Actinorhizal plant defence-related genes in response to symbiotic Frankia

Ana Ribeiro A , Inês Graça A , Katharina Pawlowski B and Patrícia Santos A C D
+ Author Affiliations
- Author Affiliations

A ECO-BIO/Tropical Research Institute, Av. da República (EAN), Quinta do Marquês, 2784-505 Oeiras, Portugal.

B Department of Botany, Stockholm University, 10691 Stockholm, Sweden.

C Department of Plant Pathology, Michigan State University, East Lansing, MI 48824, USA.

D Corresponding author. Email: psantos@msu.edu

This paper originates from a presentation at the 16th International Meeting on Frankia and Actinorhizal Plants, Oporto, Portugal, 5–8 September 2010.

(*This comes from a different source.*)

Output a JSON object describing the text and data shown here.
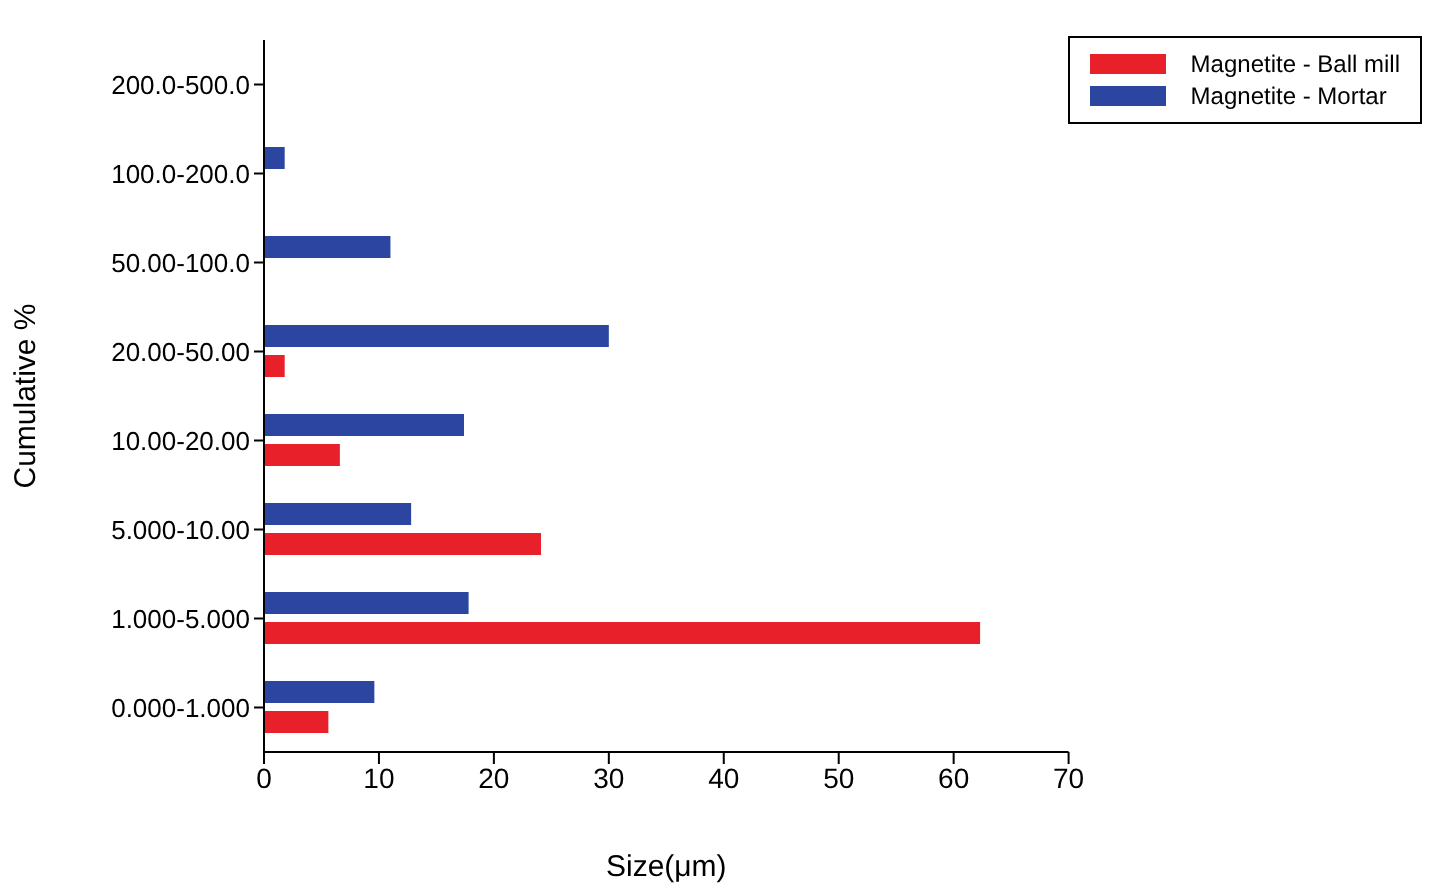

Functional Plant Biology 38(9) 639-644 https://doi.org/10.1071/FP11012
Submitted: 14 January 2011  Accepted: 10 May 2011   Published: 16 August 2011

Abstract

Actinorhizal plants have become increasingly important as climate changes threaten to remake the global landscape over the next decades. These plants are able to grow in nutrient-poor and disturbed soils, and are important elements in plant communities worldwide. Besides that, most actinorhizal plants are capable of high rates of nitrogen fixation due to their capacity to establish root nodule symbiosis with N2-fixing Frankia strains. Nodulation is a developmental process that requires a sequence of highly coordinated events. One of these mechanisms is the induction of defence-related events, whose precise role in a symbiotic interaction remains to be elucidated. This review summarises what is known about the induction of actinorhizal defence-related genes in response to symbiotic Frankia and their putative function during symbiosis.

Additional keywords: defence genes, hypersensitive response, oxidative burst, pathogenesis, root nodule symbioses, stress responses.